In response to the Nobel Peace Prize awarded to dissident Liu Xiaobo, a group of Chinese created an alternative prize called the Confucius Peace Prize, which the Global Times heralded as, “a weapon in the battle of ideas.” Yet the recipient, Chairman Emeritus of Taiwan’s Kuomintang Party, Lien Chan, did not attend the ceremony and announced no intention of receiving the RMB100,000 award. The New York Times reports from the question and answer portion of the ceremony,m during which organizers were peppered with questions about Liu Xiaobo:
Tan Changliu, chairman of the committee, made every attempt to steer the conversation away from that subject. In a page seemingly taken from the Harry Potter books, he tried to avoid referring to Mr. Liu by name, instead calling him the man “with the three-character name.”

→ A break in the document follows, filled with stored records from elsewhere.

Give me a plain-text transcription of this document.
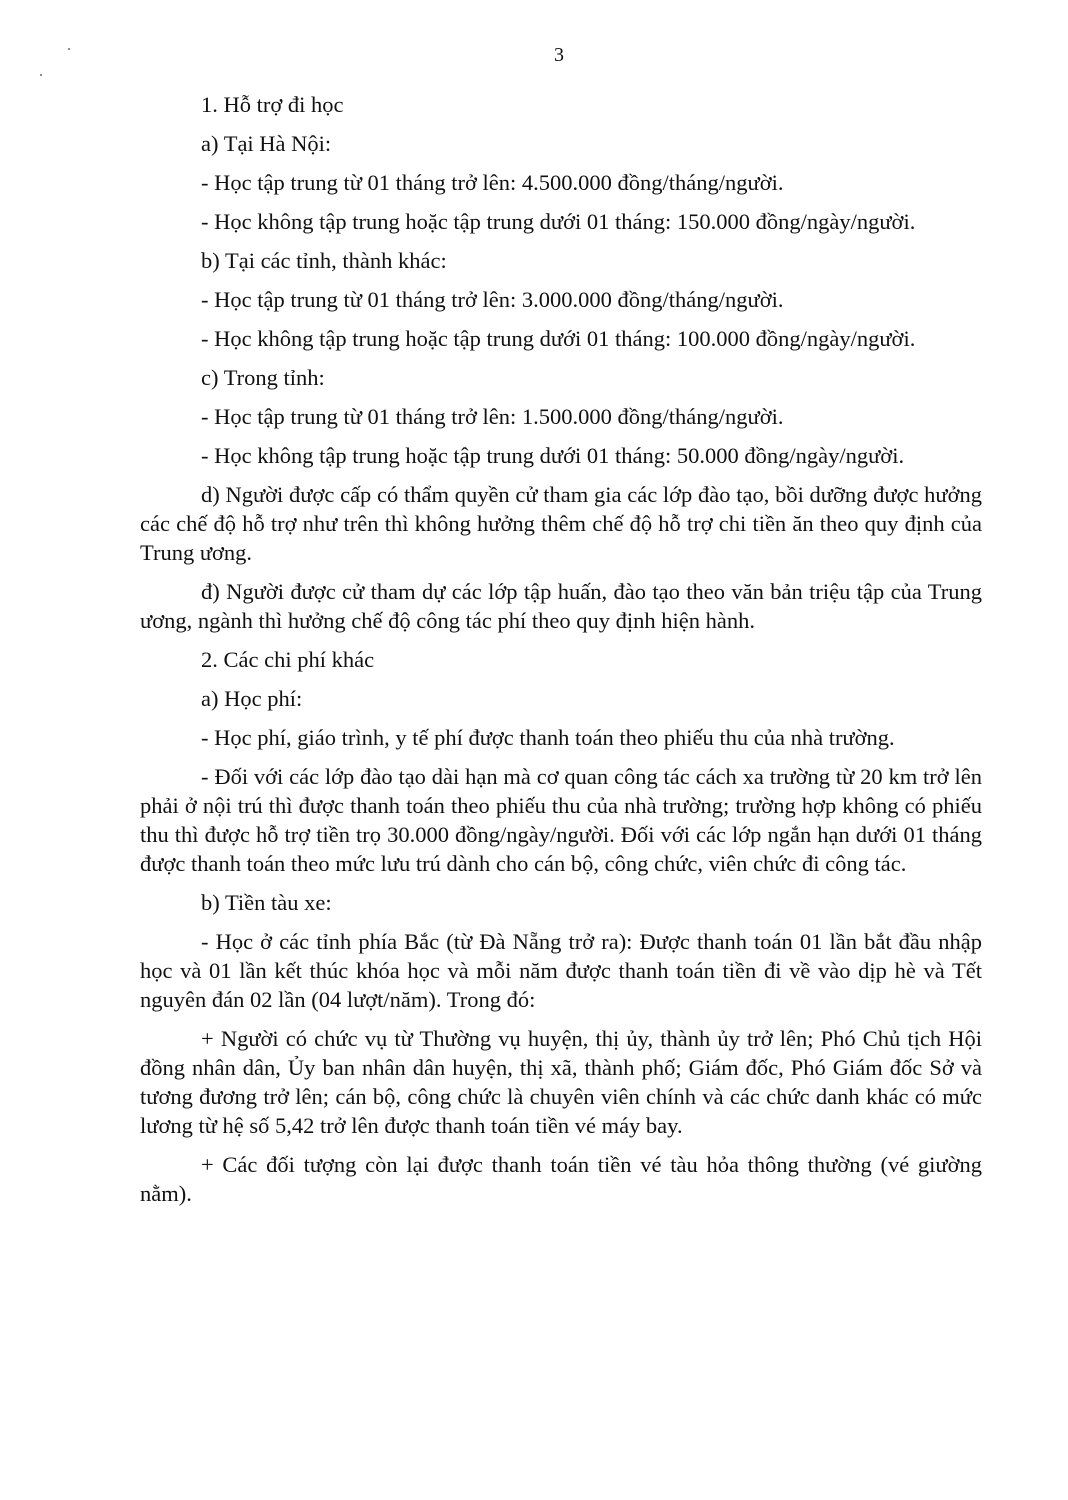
3

1. Hỗ trợ đi học

a) Tại Hà Nội:

- Học tập trung từ 01 tháng trở lên: 4.500.000 đồng/tháng/người.

- Học không tập trung hoặc tập trung dưới 01 tháng: 150.000 đồng/ngày/người.

b) Tại các tỉnh, thành khác:

- Học tập trung từ 01 tháng trở lên: 3.000.000 đồng/tháng/người.

- Học không tập trung hoặc tập trung dưới 01 tháng: 100.000 đồng/ngày/người.

c) Trong tỉnh:

- Học tập trung từ 01 tháng trở lên: 1.500.000 đồng/tháng/người.

- Học không tập trung hoặc tập trung dưới 01 tháng: 50.000 đồng/ngày/người.

d) Người được cấp có thẩm quyền cử tham gia các lớp đào tạo, bồi dưỡng được hưởng các chế độ hỗ trợ như trên thì không hưởng thêm chế độ hỗ trợ chi tiền ăn theo quy định của Trung ương.

đ) Người được cử tham dự các lớp tập huấn, đào tạo theo văn bản triệu tập của Trung ương, ngành thì hưởng chế độ công tác phí theo quy định hiện hành.

2. Các chi phí khác

a) Học phí:

- Học phí, giáo trình, y tế phí được thanh toán theo phiếu thu của nhà trường.

- Đối với các lớp đào tạo dài hạn mà cơ quan công tác cách xa trường từ 20 km trở lên phải ở nội trú thì được thanh toán theo phiếu thu của nhà trường; trường hợp không có phiếu thu thì được hỗ trợ tiền trọ 30.000 đồng/ngày/người. Đối với các lớp ngắn hạn dưới 01 tháng được thanh toán theo mức lưu trú dành cho cán bộ, công chức, viên chức đi công tác.

b) Tiền tàu xe:

- Học ở các tỉnh phía Bắc (từ Đà Nẵng trở ra): Được thanh toán 01 lần bắt đầu nhập học và 01 lần kết thúc khóa học và mỗi năm được thanh toán tiền đi về vào dịp hè và Tết nguyên đán 02 lần (04 lượt/năm). Trong đó:

+ Người có chức vụ từ Thường vụ huyện, thị ủy, thành ủy trở lên; Phó Chủ tịch Hội đồng nhân dân, Ủy ban nhân dân huyện, thị xã, thành phố; Giám đốc, Phó Giám đốc Sở và tương đương trở lên; cán bộ, công chức là chuyên viên chính và các chức danh khác có mức lương từ hệ số 5,42 trở lên được thanh toán tiền vé máy bay.

+ Các đối tượng còn lại được thanh toán tiền vé tàu hỏa thông thường (vé giường nằm).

Mr. Tan said the prize was meant to give “a Chinese perspective on peace.” When pressed on its relation to the Norwegian prize, he said that China had had a longer history with peace. He added, “Did the Nobel Peace Prize influence Confucius, or did Confucius influence the Nobel Peace Prize?”
The panel distributed a booklet that opened with a paragraph saying the 1.3-billion-strong nation of China “should have a greater voice on the issue of world peace” and that “Norway is only a small country with scarce land area and population.”
[…] Worn down by so many questions, Zhao Zhenjiang, one of the judges, went on a tirade against the United States and wondered aloud why Barack Obama had won the Nobel Peace Prize last year when he is staging military exercises with South Korea in the Yellow Sea.